La langue maternelle, ma langue – celle dont Hannah Arendt disait que c’était la seule où « je me permets des choses », à savoir les néologismes qui tentent de nommer proprement les choses pour les voir, les « saisir » dans leur apparition, ou originalité – est-elle inhospitalière ?
Le faire-en-poème (poïen ta poiémata de la technè poétique en vieux grec) est un dire : quand dire, c’est faire : telle est sa « performativité ».
Est-ce que ça fait grand-chose, s’inquiète le poéticien en tout poète ? Le grand-dire (megaloagoreuein le texte de Longin) ou parole sublime, change-t-il quelque chose au cours inexorable des choses, actuellement génocidaire et géocidaire ? La beauté en langue peut-elle contrepeser la misère ? Elle ne le pourrait que si l’amour de sa langue chez l’être-parlant l’attachait encore à la terre et à son monde.
À ce point, faisons place à l’anxieuse objection des « identités nationales » à l’égard de l’étrangeté les unes aux autres des « langues étrangères », pareilles à des hôtesses méfiantes qui se dressent contre « l’invasion de leur culture » par les allophones ! J’ausculte le rapport du nom propre au néologisme.

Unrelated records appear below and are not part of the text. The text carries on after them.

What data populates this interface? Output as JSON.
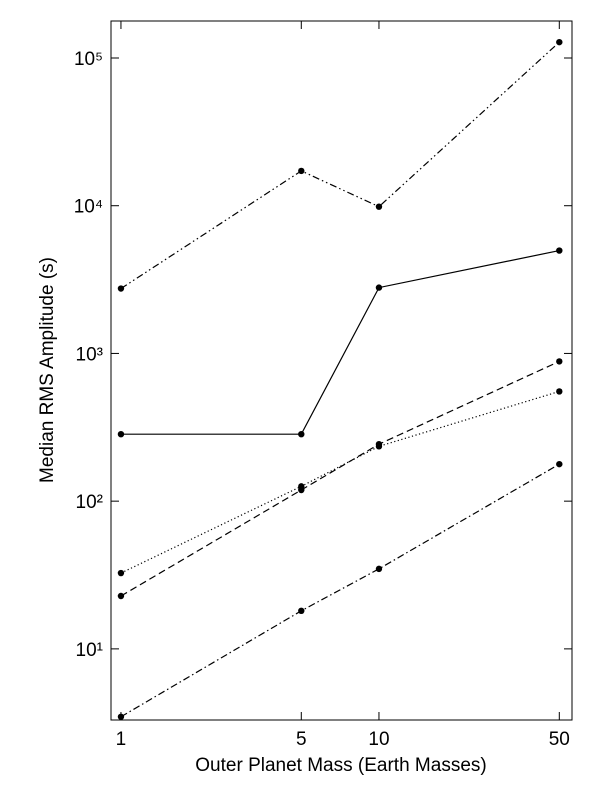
{
  "chart_data": {
    "type": "line",
    "xlabel": "Outer Planet Mass (Earth Masses)",
    "ylabel": "Median RMS Amplitude (s)",
    "x": [
      1,
      5,
      10,
      50
    ],
    "xscale": "log",
    "yscale": "log",
    "xlim": [
      0.915,
      56
    ],
    "ylim": [
      3.3,
      178000
    ],
    "xticks": [
      1,
      5,
      10,
      50
    ],
    "yticks": [
      {
        "value": 10,
        "label": "10¹"
      },
      {
        "value": 100,
        "label": "10²"
      },
      {
        "value": 1000,
        "label": "10³"
      },
      {
        "value": 10000,
        "label": "10⁴"
      },
      {
        "value": 100000,
        "label": "10⁵"
      }
    ],
    "grid": false,
    "series": [
      {
        "color": "#000000",
        "style": "dashdotdot",
        "values": [
          2750,
          17200,
          9850,
          128000
        ]
      },
      {
        "color": "#000000",
        "style": "solid",
        "values": [
          284,
          284,
          2790,
          4970
        ]
      },
      {
        "color": "#000000",
        "style": "dashed",
        "values": [
          22.8,
          119,
          243,
          883
        ]
      },
      {
        "color": "#000000",
        "style": "dotted",
        "values": [
          32.6,
          126,
          235,
          553
        ]
      },
      {
        "color": "#000000",
        "style": "dashdot",
        "values": [
          3.47,
          18.1,
          34.8,
          178
        ]
      }
    ]
  }
}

Une promenade récente en Eure-et-Loir me fit traverser une localité nommée « Nuisement » ; beau nom français qu’on dirait de la famille étymologique de la « nuisance ». L’ouï-dire poétique qui jouit de sa langue s’éjouit ici singulièrement : le nom propre est (comme) un beau néologisme. Ainsi Aragon égrenant les noms propres et donnant à la littérature son poème fameux des « cent villages ».
Ce sont les racines… dans la langue ; ces fameuses racines du patriotisme populaire, que les « étrangers », tous les venus-d’ailleurs, ne peuvent entendre dans leur chaire parlante, et que les Messieurs de la Souche moliéresques préfèrent.

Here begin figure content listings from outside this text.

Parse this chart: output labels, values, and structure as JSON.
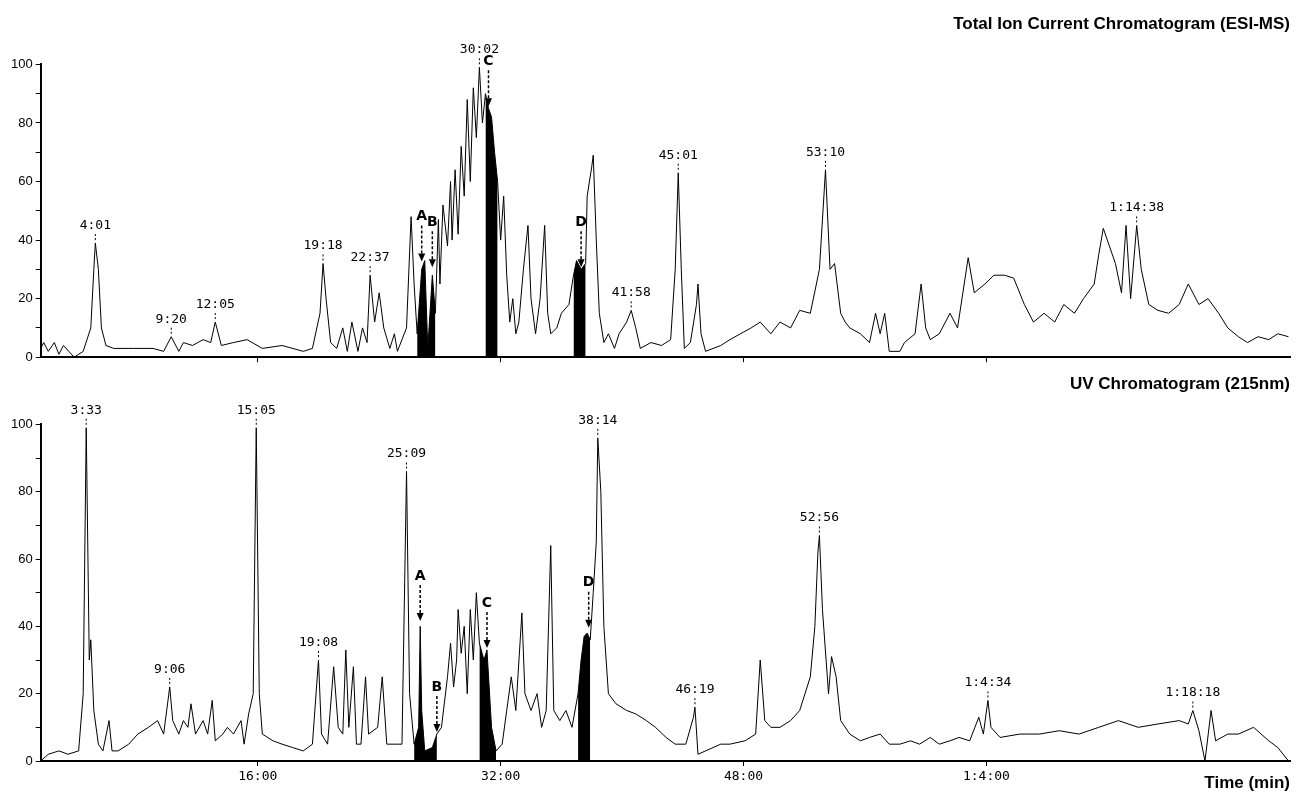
{
  "chart_data": [
    {
      "type": "line",
      "title": "Total Ion Current Chromatogram (ESI-MS)",
      "marker": "none",
      "tick_labels": "y",
      "xlim": [
        1.7,
        84
      ],
      "xticks": [
        {
          "value": 16,
          "label": null
        },
        {
          "value": 32,
          "label": null
        },
        {
          "value": 48,
          "label": null
        },
        {
          "value": 64,
          "label": null
        }
      ],
      "ylim": [
        0,
        100
      ],
      "yticks": [
        0,
        {
          "value": 10,
          "label": null
        },
        20,
        {
          "value": 30,
          "label": null
        },
        40,
        {
          "value": 50,
          "label": null
        },
        60,
        {
          "value": 70,
          "label": null
        },
        80,
        {
          "value": 90,
          "label": null
        },
        100
      ],
      "series": [
        {
          "type": "line",
          "color": "#000000",
          "x": [
            1.7,
            1.9,
            2.2,
            2.6,
            2.9,
            3.2,
            3.9,
            4.5,
            5.0,
            5.2,
            5.3,
            5.5,
            5.7,
            6.0,
            6.5,
            7.8,
            9.1,
            9.8,
            10.3,
            10.8,
            11.1,
            11.7,
            12.4,
            12.9,
            13.2,
            13.6,
            14.4,
            15.3,
            16.3,
            17.6,
            19.0,
            19.6,
            20.1,
            20.3,
            20.5,
            20.8,
            21.2,
            21.6,
            21.9,
            22.2,
            22.6,
            22.9,
            23.2,
            23.4,
            23.7,
            24.0,
            24.3,
            24.7,
            25.0,
            25.2,
            25.8,
            26.1,
            26.3,
            26.5,
            26.8,
            27.0,
            27.2,
            27.5,
            27.7,
            27.9,
            28.0,
            28.2,
            28.5,
            28.7,
            28.8,
            29.0,
            29.2,
            29.4,
            29.6,
            29.8,
            30.0,
            30.2,
            30.4,
            30.6,
            30.8,
            31.0,
            31.2,
            31.4,
            31.6,
            31.8,
            32.0,
            32.2,
            32.4,
            32.6,
            32.8,
            33.0,
            33.2,
            33.5,
            33.8,
            34.0,
            34.3,
            34.6,
            34.9,
            35.1,
            35.3,
            35.7,
            36.0,
            36.5,
            36.8,
            37.0,
            37.3,
            37.6,
            37.7,
            38.0,
            38.1,
            38.3,
            38.5,
            38.8,
            39.1,
            39.5,
            39.8,
            40.3,
            40.6,
            40.9,
            41.2,
            41.9,
            42.6,
            43.2,
            43.5,
            43.7,
            43.9,
            44.1,
            44.5,
            44.9,
            45.0,
            45.2,
            45.5,
            46.5,
            47.1,
            47.8,
            48.5,
            49.1,
            49.8,
            50.4,
            51.1,
            51.7,
            52.4,
            53.0,
            53.4,
            53.7,
            54.0,
            54.4,
            54.7,
            55.0,
            55.7,
            56.3,
            56.7,
            57.0,
            57.3,
            57.6,
            58.3,
            58.6,
            59.3,
            59.7,
            60.0,
            60.3,
            60.9,
            61.6,
            62.1,
            62.8,
            63.2,
            63.9,
            64.5,
            65.2,
            65.8,
            66.5,
            67.1,
            67.8,
            68.5,
            69.1,
            69.8,
            70.4,
            71.1,
            71.4,
            71.7,
            72.1,
            72.5,
            72.9,
            73.2,
            73.5,
            73.9,
            74.2,
            74.7,
            75.3,
            76.0,
            76.7,
            77.3,
            78.0,
            78.6,
            79.3,
            79.9,
            80.6,
            81.2,
            81.9,
            82.6,
            83.2,
            83.9
          ],
          "values": [
            3,
            5,
            2,
            5,
            1,
            4,
            0,
            2,
            10,
            30,
            39,
            30,
            10,
            4,
            3,
            3,
            3,
            2,
            7,
            2,
            5,
            4,
            6,
            5,
            12,
            4,
            5,
            6,
            3,
            4,
            2,
            3,
            15,
            32,
            20,
            5,
            3,
            10,
            2,
            12,
            2,
            10,
            5,
            28,
            12,
            22,
            10,
            3,
            8,
            2,
            10,
            48,
            25,
            8,
            30,
            33,
            3,
            28,
            15,
            47,
            25,
            52,
            38,
            60,
            40,
            64,
            42,
            72,
            55,
            88,
            60,
            92,
            75,
            99,
            80,
            90,
            85,
            82,
            70,
            60,
            40,
            55,
            28,
            12,
            20,
            8,
            12,
            30,
            45,
            20,
            8,
            20,
            45,
            15,
            8,
            10,
            15,
            18,
            28,
            33,
            30,
            32,
            55,
            65,
            69,
            40,
            15,
            5,
            8,
            3,
            8,
            12,
            16,
            10,
            3,
            5,
            4,
            6,
            30,
            63,
            30,
            3,
            5,
            18,
            25,
            8,
            2,
            4,
            6,
            8,
            10,
            12,
            8,
            12,
            10,
            16,
            15,
            30,
            64,
            30,
            32,
            15,
            12,
            10,
            8,
            5,
            15,
            8,
            15,
            2,
            2,
            5,
            8,
            25,
            10,
            6,
            8,
            15,
            10,
            34,
            22,
            25,
            28,
            28,
            27,
            18,
            12,
            15,
            12,
            18,
            15,
            20,
            25,
            35,
            44,
            38,
            32,
            22,
            45,
            20,
            45,
            30,
            18,
            16,
            15,
            18,
            25,
            18,
            20,
            15,
            10,
            7,
            5,
            7,
            6,
            8,
            7
          ]
        },
        {
          "type": "area",
          "color": "#000000",
          "x": [
            26.5,
            26.8,
            27.0,
            27.2,
            27.5,
            27.7
          ],
          "values": [
            8,
            30,
            33,
            3,
            28,
            15
          ]
        },
        {
          "type": "area",
          "color": "#000000",
          "x": [
            31.0,
            31.2,
            31.4,
            31.6,
            31.8
          ],
          "values": [
            90,
            85,
            82,
            70,
            60
          ]
        },
        {
          "type": "area",
          "color": "#000000",
          "x": [
            36.8,
            37.0,
            37.3,
            37.6
          ],
          "values": [
            28,
            33,
            30,
            32
          ]
        }
      ],
      "annotations": [
        {
          "text": "4:01",
          "x": 5.3,
          "y": 39
        },
        {
          "text": "9:20",
          "x": 10.3,
          "y": 7
        },
        {
          "text": "12:05",
          "x": 13.2,
          "y": 12
        },
        {
          "text": "19:18",
          "x": 20.3,
          "y": 32
        },
        {
          "text": "22:37",
          "x": 23.4,
          "y": 28
        },
        {
          "text": "30:02",
          "x": 30.6,
          "y": 99
        },
        {
          "text": "41:58",
          "x": 40.6,
          "y": 16
        },
        {
          "text": "45:01",
          "x": 43.7,
          "y": 63
        },
        {
          "text": "53:10",
          "x": 53.4,
          "y": 64
        },
        {
          "text": "1:14:38",
          "x": 73.9,
          "y": 45
        },
        {
          "text": "A",
          "x": 26.8,
          "y": 32
        },
        {
          "text": "B",
          "x": 27.5,
          "y": 30
        },
        {
          "text": "C",
          "x": 31.2,
          "y": 85
        },
        {
          "text": "D",
          "x": 37.3,
          "y": 30
        }
      ]
    },
    {
      "type": "line",
      "title": "UV Chromatogram (215nm)",
      "xlabel": "Time (min)",
      "marker": "none",
      "xlim": [
        1.7,
        84
      ],
      "xticks": [
        {
          "value": 16,
          "label": "16:00"
        },
        {
          "value": 32,
          "label": "32:00"
        },
        {
          "value": 48,
          "label": "48:00"
        },
        {
          "value": 64,
          "label": "1:4:00"
        }
      ],
      "ylim": [
        0,
        100
      ],
      "yticks": [
        0,
        {
          "value": 10,
          "label": null
        },
        20,
        {
          "value": 30,
          "label": null
        },
        40,
        {
          "value": 50,
          "label": null
        },
        60,
        {
          "value": 70,
          "label": null
        },
        80,
        {
          "value": 90,
          "label": null
        },
        100
      ],
      "series": [
        {
          "type": "line",
          "color": "#000000",
          "x": [
            1.7,
            2.2,
            2.9,
            3.5,
            4.2,
            4.5,
            4.7,
            4.9,
            5.0,
            5.2,
            5.5,
            5.8,
            6.2,
            6.4,
            6.8,
            7.5,
            8.1,
            8.8,
            9.4,
            9.8,
            10.2,
            10.4,
            10.8,
            11.1,
            11.4,
            11.6,
            11.9,
            12.4,
            12.7,
            13.0,
            13.2,
            13.7,
            14.0,
            14.4,
            14.9,
            15.1,
            15.4,
            15.7,
            15.9,
            16.1,
            16.3,
            17.0,
            17.6,
            18.3,
            19.0,
            19.6,
            20.0,
            20.2,
            20.6,
            21.0,
            21.3,
            21.6,
            21.8,
            22.0,
            22.3,
            22.5,
            22.8,
            23.1,
            23.3,
            23.9,
            24.2,
            24.5,
            24.9,
            25.5,
            25.8,
            26.0,
            26.3,
            26.6,
            26.7,
            26.8,
            27.0,
            27.5,
            27.8,
            28.1,
            28.5,
            28.7,
            28.9,
            29.1,
            29.2,
            29.4,
            29.6,
            29.8,
            30.0,
            30.2,
            30.4,
            30.6,
            30.9,
            31.1,
            31.4,
            31.7,
            32.1,
            32.4,
            32.7,
            33.0,
            33.4,
            33.6,
            34.0,
            34.4,
            34.7,
            35.0,
            35.3,
            35.5,
            35.9,
            36.3,
            36.7,
            37.1,
            37.3,
            37.5,
            37.7,
            37.9,
            38.1,
            38.3,
            38.4,
            38.6,
            38.8,
            39.1,
            39.6,
            40.3,
            40.9,
            41.6,
            42.2,
            42.9,
            43.5,
            44.2,
            44.7,
            44.8,
            45.0,
            45.5,
            46.5,
            47.1,
            48.1,
            48.8,
            49.1,
            49.4,
            49.8,
            50.4,
            51.1,
            51.7,
            52.4,
            52.7,
            52.9,
            53.0,
            53.2,
            53.6,
            53.8,
            54.1,
            54.4,
            55.0,
            55.7,
            56.3,
            57.0,
            57.6,
            58.3,
            59.0,
            59.6,
            60.3,
            60.9,
            61.6,
            62.2,
            62.9,
            63.5,
            63.8,
            64.1,
            64.3,
            64.9,
            66.2,
            67.5,
            68.8,
            70.1,
            71.4,
            72.7,
            74.0,
            75.3,
            76.7,
            77.3,
            77.6,
            78.0,
            78.4,
            78.8,
            79.1,
            79.9,
            80.6,
            81.6,
            82.6,
            83.2,
            83.9
          ],
          "values": [
            0,
            2,
            3,
            2,
            3,
            20,
            99,
            30,
            36,
            15,
            5,
            3,
            12,
            3,
            3,
            5,
            8,
            10,
            12,
            8,
            22,
            12,
            8,
            12,
            10,
            17,
            8,
            12,
            8,
            18,
            6,
            8,
            10,
            8,
            12,
            5,
            14,
            20,
            99,
            20,
            8,
            6,
            5,
            4,
            3,
            5,
            30,
            8,
            5,
            28,
            10,
            8,
            33,
            10,
            28,
            5,
            5,
            25,
            8,
            10,
            25,
            5,
            5,
            5,
            86,
            20,
            5,
            10,
            40,
            15,
            3,
            4,
            8,
            10,
            25,
            35,
            22,
            30,
            45,
            32,
            40,
            20,
            45,
            30,
            50,
            35,
            30,
            33,
            10,
            3,
            5,
            15,
            25,
            15,
            44,
            20,
            15,
            20,
            10,
            15,
            64,
            15,
            12,
            15,
            10,
            20,
            30,
            37,
            38,
            36,
            50,
            65,
            96,
            80,
            40,
            20,
            17,
            15,
            14,
            12,
            10,
            7,
            5,
            5,
            13,
            16,
            2,
            3,
            5,
            5,
            6,
            8,
            30,
            12,
            10,
            10,
            12,
            15,
            25,
            40,
            62,
            67,
            45,
            20,
            31,
            25,
            12,
            8,
            6,
            7,
            8,
            5,
            5,
            6,
            5,
            7,
            5,
            6,
            7,
            6,
            13,
            8,
            18,
            10,
            7,
            8,
            8,
            9,
            8,
            10,
            12,
            10,
            11,
            12,
            11,
            15,
            9,
            0,
            15,
            6,
            8,
            8,
            10,
            6,
            4,
            0
          ]
        },
        {
          "type": "area",
          "color": "#000000",
          "x": [
            26.3,
            26.6,
            26.7,
            26.8,
            27.0,
            27.5,
            27.8
          ],
          "values": [
            5,
            10,
            40,
            15,
            3,
            4,
            8
          ]
        },
        {
          "type": "area",
          "color": "#000000",
          "x": [
            30.6,
            30.9,
            31.1,
            31.4,
            31.7
          ],
          "values": [
            35,
            30,
            33,
            10,
            3
          ]
        },
        {
          "type": "area",
          "color": "#000000",
          "x": [
            37.1,
            37.3,
            37.5,
            37.7,
            37.9
          ],
          "values": [
            20,
            30,
            37,
            38,
            36
          ]
        }
      ],
      "annotations": [
        {
          "text": "3:33",
          "x": 4.7,
          "y": 99
        },
        {
          "text": "9:06",
          "x": 10.2,
          "y": 22
        },
        {
          "text": "15:05",
          "x": 15.9,
          "y": 99
        },
        {
          "text": "19:08",
          "x": 20.0,
          "y": 30
        },
        {
          "text": "25:09",
          "x": 25.8,
          "y": 86
        },
        {
          "text": "38:14",
          "x": 38.4,
          "y": 96
        },
        {
          "text": "46:19",
          "x": 44.8,
          "y": 16
        },
        {
          "text": "52:56",
          "x": 53.0,
          "y": 67
        },
        {
          "text": "1:4:34",
          "x": 64.1,
          "y": 18
        },
        {
          "text": "1:18:18",
          "x": 77.6,
          "y": 15
        },
        {
          "text": "A",
          "x": 26.7,
          "y": 41
        },
        {
          "text": "B",
          "x": 27.8,
          "y": 8
        },
        {
          "text": "C",
          "x": 31.1,
          "y": 33
        },
        {
          "text": "D",
          "x": 37.8,
          "y": 39
        }
      ]
    }
  ]
}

Ma langue serait-elle inhospitalière ? Il faut entendre cette crainte idiomatique « idiotique ». Le global anéantirait la localité, la topo-logie du lieu ; et le globish peu à peu le poème du lieu (la « formule du lieu » dirait Rimbaud).
Ici entre en scène la traduction. Le traduire est le grand médiateur, la condition de possibilité effective du se-parler des humains (depuis que nous sommes un « Gespräch », disait Hölderlin). La traduction n’est pas seulement la langue de l’Europe, comme aimait dire Umberto Eco, mais la langue du monde. La logogenèse, en centaines de milliers d’années, fut un « traduire ». L’accueil de l’étranger, devise d’Antoine Berman au fronton de la traductologie, confie sa grande tâche à la traduction. Et non pas aux machines à traduire ni au desesperanto du globish (quelle que soit l’utilité d’un parler fonctionnel d’aéroport). Mais à la re-traduction de génération en génération, de la mise en œuvre des langues et du renouvellement de l’herméneutique.